High-entropy alloys (HEAs) are a large group of compositionally complex alloys which have invigorated research in the alloy development community in recent years. HEAs consist of multiple principle components, typically four or more, in concentrations between 5-35 at% and many HEAs have been reported to have promising thermal, structural, and irradiation-resistant properties.
Due to the vast range of possible HEA compositions, efficient exploration of the HEA composition space requires the use of high-throughput synthesis techniques. Here at UW-Madison, one of the techniques under development is in situ alloying via additive manufacturing. This is performed using an Optomec LENS MR-7, as schematic of which is shown in Figure 1. Here, four powder hoppers are each filled with a single elemental powder which can be drawn into the system at different feed rates using independently controlled augers. The desired ratio of elemental powders is transported to the print head using pressurized argon which mixes the powders in flight. The mixed powder exits the print head through four nozzles which direct the powder into the path of a 1-kW continuous-beam laser. At the intersection of the laser and powder, a pool of molten metal forms – by translating the build plate, the melt pool can be moved across the build plate leaving solidified material in its wake.

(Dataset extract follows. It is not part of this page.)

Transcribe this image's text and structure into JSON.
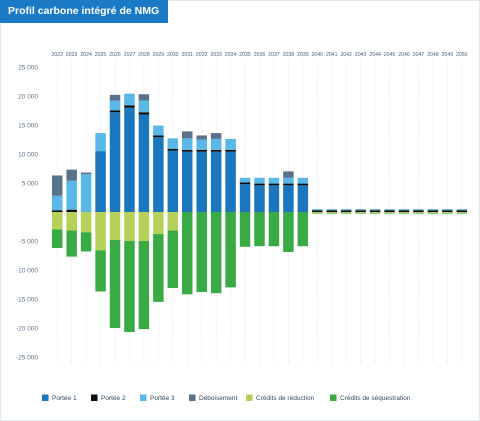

This technique allows for a desired alloy composition to be produced in bulk quantities rapidly. Additionally, since the composition of the incoming powder can be changed on the fly, graded materials and sample arrays of different compositions can be produced. Such sample arrays can then be heat treated, mechanically tested, irradiated, and characterized in a high-throughput fashion which greatly increases the speed of materials screening and supports the investigation of HEAs for nuclear applications. As part of this work, the following elemental powders are being used for alloy development and screening: Cr, Fe, Mo, Mn, Nb, Ni, Ta, Ti, V, and W.